Sy Montgomery is the author of so many books, a list of titles sprawls over two pages at the front of her new best seller, “Of Time and Turtles.” She’s written for readers of all ages about dozens of animals — tigers and tree kangaroos, kakapos and cockatoos, just to name a few — so this naturalist is well qualified to make a connection between her latest subjects and her own career.

“Turtles embody patience and fortitude,” Montgomery said during a phone interview. These are endangered traits for all humans, since we’re increasingly distracted by what she described as “little buzzing, wiggling, flicking, blinking gadgets.”

She added, “As a writer, you can’t have that.

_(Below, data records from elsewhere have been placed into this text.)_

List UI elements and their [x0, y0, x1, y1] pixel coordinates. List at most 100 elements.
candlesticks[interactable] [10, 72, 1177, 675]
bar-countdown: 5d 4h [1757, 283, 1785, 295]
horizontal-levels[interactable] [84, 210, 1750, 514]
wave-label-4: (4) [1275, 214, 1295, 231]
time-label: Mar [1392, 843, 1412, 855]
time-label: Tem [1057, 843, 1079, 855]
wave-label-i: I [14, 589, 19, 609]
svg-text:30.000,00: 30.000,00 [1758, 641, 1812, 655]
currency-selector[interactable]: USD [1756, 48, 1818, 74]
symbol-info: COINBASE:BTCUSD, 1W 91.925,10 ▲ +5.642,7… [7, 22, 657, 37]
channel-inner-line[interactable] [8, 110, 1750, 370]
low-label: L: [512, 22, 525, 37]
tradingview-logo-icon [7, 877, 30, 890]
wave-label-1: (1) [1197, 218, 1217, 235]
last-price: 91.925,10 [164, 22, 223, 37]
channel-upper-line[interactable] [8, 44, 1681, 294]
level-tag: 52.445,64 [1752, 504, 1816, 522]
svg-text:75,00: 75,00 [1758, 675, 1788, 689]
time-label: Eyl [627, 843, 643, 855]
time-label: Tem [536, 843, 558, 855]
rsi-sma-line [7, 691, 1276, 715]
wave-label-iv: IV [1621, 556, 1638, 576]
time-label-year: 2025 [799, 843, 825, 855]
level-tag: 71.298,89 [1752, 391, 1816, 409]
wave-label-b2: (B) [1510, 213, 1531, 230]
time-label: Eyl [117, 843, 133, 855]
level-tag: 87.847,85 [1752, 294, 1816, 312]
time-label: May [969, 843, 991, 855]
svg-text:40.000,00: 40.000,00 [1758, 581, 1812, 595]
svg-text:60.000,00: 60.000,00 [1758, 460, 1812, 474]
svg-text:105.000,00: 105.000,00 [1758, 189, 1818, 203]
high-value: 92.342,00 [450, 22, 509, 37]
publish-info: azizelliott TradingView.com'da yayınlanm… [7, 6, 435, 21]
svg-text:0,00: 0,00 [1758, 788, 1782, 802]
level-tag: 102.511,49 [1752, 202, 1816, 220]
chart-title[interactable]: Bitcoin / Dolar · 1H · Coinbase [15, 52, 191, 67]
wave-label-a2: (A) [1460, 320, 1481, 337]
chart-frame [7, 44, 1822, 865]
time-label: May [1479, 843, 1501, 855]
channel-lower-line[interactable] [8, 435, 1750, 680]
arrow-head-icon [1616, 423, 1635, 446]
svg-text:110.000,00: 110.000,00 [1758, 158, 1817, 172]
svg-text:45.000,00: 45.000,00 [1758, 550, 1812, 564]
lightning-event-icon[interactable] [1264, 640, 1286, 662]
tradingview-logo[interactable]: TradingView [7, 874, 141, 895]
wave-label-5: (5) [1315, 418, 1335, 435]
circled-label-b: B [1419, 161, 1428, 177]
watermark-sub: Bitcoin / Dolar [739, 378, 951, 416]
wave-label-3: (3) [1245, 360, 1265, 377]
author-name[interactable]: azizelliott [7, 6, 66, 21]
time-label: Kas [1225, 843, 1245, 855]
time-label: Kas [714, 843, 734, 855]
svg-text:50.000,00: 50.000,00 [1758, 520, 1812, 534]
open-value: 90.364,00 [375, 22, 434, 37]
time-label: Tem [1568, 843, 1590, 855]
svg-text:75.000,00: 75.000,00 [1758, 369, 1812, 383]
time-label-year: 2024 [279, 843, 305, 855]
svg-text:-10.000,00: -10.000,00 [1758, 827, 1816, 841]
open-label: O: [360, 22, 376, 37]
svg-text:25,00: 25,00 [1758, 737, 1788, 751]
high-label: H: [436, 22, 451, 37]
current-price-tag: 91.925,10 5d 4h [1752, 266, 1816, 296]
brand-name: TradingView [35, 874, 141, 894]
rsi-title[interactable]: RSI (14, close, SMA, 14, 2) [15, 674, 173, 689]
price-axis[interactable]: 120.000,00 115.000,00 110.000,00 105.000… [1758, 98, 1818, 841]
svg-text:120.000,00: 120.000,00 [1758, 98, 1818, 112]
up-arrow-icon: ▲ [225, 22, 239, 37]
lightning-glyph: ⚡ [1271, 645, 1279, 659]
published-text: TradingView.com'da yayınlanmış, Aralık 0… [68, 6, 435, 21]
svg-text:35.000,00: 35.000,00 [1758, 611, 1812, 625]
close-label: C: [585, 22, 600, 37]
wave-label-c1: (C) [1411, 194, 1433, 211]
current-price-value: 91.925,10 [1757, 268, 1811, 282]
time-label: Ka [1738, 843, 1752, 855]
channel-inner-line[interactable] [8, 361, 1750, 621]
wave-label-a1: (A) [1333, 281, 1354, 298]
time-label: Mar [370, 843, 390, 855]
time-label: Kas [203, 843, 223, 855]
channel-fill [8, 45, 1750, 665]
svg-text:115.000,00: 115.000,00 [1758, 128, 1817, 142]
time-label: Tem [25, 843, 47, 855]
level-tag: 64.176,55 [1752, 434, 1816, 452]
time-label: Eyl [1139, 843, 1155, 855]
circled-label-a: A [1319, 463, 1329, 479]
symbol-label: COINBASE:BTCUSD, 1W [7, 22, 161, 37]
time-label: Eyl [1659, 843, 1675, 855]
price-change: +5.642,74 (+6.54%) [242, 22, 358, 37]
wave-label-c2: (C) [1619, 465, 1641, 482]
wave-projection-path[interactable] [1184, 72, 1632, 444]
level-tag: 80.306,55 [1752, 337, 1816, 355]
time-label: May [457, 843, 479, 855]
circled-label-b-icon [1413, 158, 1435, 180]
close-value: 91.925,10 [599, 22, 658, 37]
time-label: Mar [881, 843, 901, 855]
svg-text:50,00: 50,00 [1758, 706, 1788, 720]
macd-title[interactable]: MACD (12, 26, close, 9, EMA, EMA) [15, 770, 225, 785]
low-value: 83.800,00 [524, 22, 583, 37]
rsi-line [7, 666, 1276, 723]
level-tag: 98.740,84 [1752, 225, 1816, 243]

You have got to be alone with your thoughts and your words.”

At the Turtle Rescue League in Massachusetts, Montgomery and Matt Patterson, the book’s illustrator, had a chance to observe the intense gazes of injured chelonians as they zeroed in on, say, a worm or a strawberry. “When a turtle looks at you, when a turtle bathes you in its laser focus, when it favors you with its attention, you feel singled out and glorified,” Montgomery said. If only an author could summon such concentration for words on a screen!

That same person would also be wise to develop a thick skin once their work is in the world. Once again, consider the turtle: Its shell can withstand some hard knocks — and, if it shatters, it can heal. What surprised Montgomery the most as she was working on her book? “The degree to which a turtle can recover from horrific injuries with good care and sometimes without care,” she said. “If a turtle is not smeared all over the road, that turtle might be able to survive.”

The same goes for writers, hopefully minus the bloodshed. “You can’t let one mean reader on Amazon stop your voice,” Montgomery said. “You’ve got to remember that your job is bigger than that and it’s a long race. Don’t let anything deter you from believing in your work and the power of your words.”

She recalled a male snapper named Chutney who was hit by a car: “It cracked his shell, broke his jaw and gave him a concussion. He didn’t know which way was up so he kept flipping onto his back.” Slowly and steadily, in the way of his species — and ideally ours too — Chutney healed. Three years later, at a pond full of lilies in bloom, Montgomery watched as he returned to the wild.


Elisabeth Egan is an editor at the Book Review and the author of “A Window Opens.”